On April 10, 1998, the website of Mexico’s then-president Ernesto Zedillo slowed down, crashing intermittently. It was the anniversary of Emilio Zapata’s death, and people in 23 countries were taking part in Electronic Disturbance Theater’s act of electronic civil disobedience in solidarity with the Zapatistas. Their “FloodNet” applet allowed participants to input “requests,” for truth, justice, or freedom. Participants received an error code, 404 justice not found, while these requests piled up in the website’s server logs. This was just the dress rehearsal; EDT would perform nine acts of “FloodNet” in that year as the protest form began to grow.
I first encountered electronic civil disobedience when researching a later project by EDT. My journey into the topic was littered with broken links, 404 pages, static screen grabs. I wondered why these works of net-based protest art had been largely forgotten, and whether there was any merit in dusting them off today.
Developed by Critical Art Ensemble in their 1996 text, electronic civil disobedience sprung from conceptions of the streets as “dead capital.” Power had become increasingly dispersed and liquid, and so resistance should be too. Cyberspace was to be the primary site of struggle. Belief in this increased. Two years later, EDT member Stefan Wray claimed definitively the coming century would see the emergence of electronic civil disobedience as a genuine mode of protest. And, for a while, it was, and not just on a small scale. While CAE believed it should be an “underground activity,” practitioners turned it into a public spectacle, actively engaging large numbers of “ordinary” participants. EDT’s “SWARM the Minutemen” (2005), had allegedly over 75,000 participants throughout its two-day duration, and Electrohippies claim to have attracted 400,000 to their 1999 action against the World Trade Organization.
But from the mid-2000s, engagement with the form declined. This is unsurprising: so much of the language, the ideas, the justification for the form was contingent on conceptions of the internet that now seem outdated. In 2019, I interviewed artist Ian Alan Paul, whose 2011 work “Border Haunt” staged a “symbolic haunting” of the United States/Mexico border. He too argued that the politics on which electronic civil disobedience rested had “largely been abandoned” and now treated with “skepticism and suspicion” at best.
Central to these politics was the idealistic differentiation between cyberspace and physical space. While physical space lagged, cyberspace presented open planes of opportunity, to be shaped as the agitator saw fit. In contrast to physical space in the US, which EDT front-man Ricardo Dominguez described as almost entirely privatized, Dominguez argued the internet could “still serve as a commons” for people to create social change. It’s a compelling idea, and one that makes clear why this move to net-based protest felt so urgent. In 2021, this seems idealistic. Mainstream use of the internet is now largely controlled by a small number of corporations. Cyberspace has been privatised too.
More broadly, electronic civil disobedience was built on the assumed empowering potential of the internet not just as a “commons.” Advocates for the equalizing power of cyberspace often subscribed to a dream that the internet allowed identities like race, gender, class, and nationality to be ‘left behind’. But ignoring these identities let the offline structures that shaped them replicate in cyberspace. This criticism is perhaps less obvious when it comes to electronic civil disobedience; after all, these performances were often constructed in solidarity with minoritized groups. As works that relied on the mass participation of individuals, practitioners employed this same universalising approach, that everyone had equal potential to participate, all connected through the borderless terrain of cyberspace. Communications scholar Fidele Vlavo went as far as to question whether these “visions of so-called transnational solidarity and global mobilisation” actually minimized the distinct struggles of affected groups or populations.

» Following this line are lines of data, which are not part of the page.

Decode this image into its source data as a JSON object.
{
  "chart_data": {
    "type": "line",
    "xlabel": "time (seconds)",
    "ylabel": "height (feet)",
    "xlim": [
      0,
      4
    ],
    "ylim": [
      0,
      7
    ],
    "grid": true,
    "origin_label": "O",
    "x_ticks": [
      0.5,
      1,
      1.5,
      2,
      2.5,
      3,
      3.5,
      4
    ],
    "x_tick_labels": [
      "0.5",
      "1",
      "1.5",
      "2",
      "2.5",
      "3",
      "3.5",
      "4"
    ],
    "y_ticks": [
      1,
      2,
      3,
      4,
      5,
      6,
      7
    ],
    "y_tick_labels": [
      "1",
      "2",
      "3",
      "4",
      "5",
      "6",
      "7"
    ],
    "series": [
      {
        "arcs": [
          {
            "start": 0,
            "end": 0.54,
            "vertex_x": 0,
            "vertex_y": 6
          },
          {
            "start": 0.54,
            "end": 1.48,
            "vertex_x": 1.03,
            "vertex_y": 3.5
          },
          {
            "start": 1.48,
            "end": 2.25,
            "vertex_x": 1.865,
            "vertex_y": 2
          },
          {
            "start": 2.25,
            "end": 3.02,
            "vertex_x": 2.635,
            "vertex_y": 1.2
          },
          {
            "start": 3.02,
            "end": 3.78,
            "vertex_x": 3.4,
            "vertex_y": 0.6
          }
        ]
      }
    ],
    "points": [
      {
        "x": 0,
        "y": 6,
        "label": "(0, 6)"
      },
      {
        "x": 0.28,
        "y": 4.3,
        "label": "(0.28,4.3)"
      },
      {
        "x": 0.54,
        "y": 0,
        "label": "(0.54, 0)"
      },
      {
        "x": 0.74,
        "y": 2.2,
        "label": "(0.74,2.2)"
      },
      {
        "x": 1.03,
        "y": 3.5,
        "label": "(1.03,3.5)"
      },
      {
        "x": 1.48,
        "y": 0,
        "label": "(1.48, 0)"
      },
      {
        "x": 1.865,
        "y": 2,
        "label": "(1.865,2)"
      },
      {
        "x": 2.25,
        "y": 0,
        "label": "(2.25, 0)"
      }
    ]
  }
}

Is, then, there any future left for electronic civil disobedience? While I am skeptical of the merit of rehashing the form verbatim in an almost alien context to that in which it arose, I don’t think it’s time to close the door altogether. As recent years have seen increasing levels of online activism that amount to expressions of visibility politics, now is an ideal time to consider how we can use the internet within resistance. When speaking to Paul, he argued that “resistance, by its very nature, is always speculative” — the outcome, the impact is never known before you embark. I often think of the language many practitioners of the form used, referring to their performances as “experiments,” or as “gestures.” And while these experiments were often contradictory, perhaps resistance should inhabit contradiction, and should experiment, in search for new ways to disrupt and confront liquid and dispersed power.